その時、彼女の薬指にはめられた指輪が優也の目に入る。
「それって……」
優也は指輪を指差しながら静かに尋ねた。一度優也の方を向いた夏希は指から出た見えない線を追いその言葉が指輪に向けられていることに気が付く。
「これ。そう。プロポーズされたの」
「――そうだったんだ……。おめでとう」
彼女の幸せが嬉しい。嬉しいはずなのに素直に喜べない自分がいる。優也は少し複雑な気持ちのまま、だが決して嘘ではない祝いの言葉を口にした。
「ありがとう。でもまだ返事はしてない。だから今日これを付けてるのは変に街とかで話しかけられないように。まぁ無くても話しかけられないと思うけどね」
「何で? 好きなんでしょ? 彼の事」
「もちろん。好きだしすっごく嬉しかった。でもすぐに『はい』とは答えられなかった。分からないけど。だけど遅かれ早かれ結婚するつもり」
「それがいい……と思うよ」
「その時、あなたはどうする?」
「え? 何が?」
「結婚式。来る?」
まさかそんな誘いを受けるとは思ってもいなかった優也は少し戸惑うが一応答えを口にした。
「――うん。いいなら。行くよ」
だがそう答えはしたものの心の中ではまだ決めあぐねていた。
そして数曲が終わったとこで蛇希は店長からグラスを貰い酒を飲んだ。
「楽しんでるか?」
蛇希のその質問に対しては当然のように歓声が返ってくる。もちろん優也と夏希の声もその中に参戦していた。
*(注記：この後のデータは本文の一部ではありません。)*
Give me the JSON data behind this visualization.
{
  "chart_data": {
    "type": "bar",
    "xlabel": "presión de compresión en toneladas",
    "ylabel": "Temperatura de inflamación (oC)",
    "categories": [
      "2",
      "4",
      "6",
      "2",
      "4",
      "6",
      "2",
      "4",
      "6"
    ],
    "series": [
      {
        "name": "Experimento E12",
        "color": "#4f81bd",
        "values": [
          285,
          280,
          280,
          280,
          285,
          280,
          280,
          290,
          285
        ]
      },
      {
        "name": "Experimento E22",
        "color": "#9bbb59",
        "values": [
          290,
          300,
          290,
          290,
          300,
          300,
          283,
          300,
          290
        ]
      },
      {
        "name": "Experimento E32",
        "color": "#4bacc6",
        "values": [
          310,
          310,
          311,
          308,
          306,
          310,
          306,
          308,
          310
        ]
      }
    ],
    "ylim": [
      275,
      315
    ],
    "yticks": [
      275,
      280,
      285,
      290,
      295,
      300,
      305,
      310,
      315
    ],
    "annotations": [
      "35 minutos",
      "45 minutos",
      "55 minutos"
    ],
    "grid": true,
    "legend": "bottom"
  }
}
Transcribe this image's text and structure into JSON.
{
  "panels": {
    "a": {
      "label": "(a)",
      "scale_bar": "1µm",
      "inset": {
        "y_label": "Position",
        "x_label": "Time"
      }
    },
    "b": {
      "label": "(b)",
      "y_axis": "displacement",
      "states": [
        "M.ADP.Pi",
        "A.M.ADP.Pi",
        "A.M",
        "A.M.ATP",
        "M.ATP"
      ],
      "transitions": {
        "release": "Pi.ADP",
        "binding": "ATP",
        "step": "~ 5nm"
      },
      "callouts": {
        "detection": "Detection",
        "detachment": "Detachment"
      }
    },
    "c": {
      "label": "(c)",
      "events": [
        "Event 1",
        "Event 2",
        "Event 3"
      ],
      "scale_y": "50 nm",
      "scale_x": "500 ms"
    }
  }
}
「いつもと違うからムズけど楽しんでるなら良かったよ。うん。――今日はバレンタインデーで、そんな日に開店するっていうちょっと洒落たことアイツはしたわけだけど。だから今日は男女ペア限定っていう感じになってて……。今日チョコ貰ったヤツ?」
ステージの上から少し見ずらそうに上がった手を数える蛇希。
「結構いるな。大人になってもあげたりするんだな。まぁ貰えんかったヤツはどんまい。ちなみに俺も貰ってんから大丈夫ど。一緒だな」
笑いながら酒を飲んだ蛇希はまだ残るグラスを端に置いた。
「そろそろ次いこう」
それからも蛇希の最高なライブは続いた。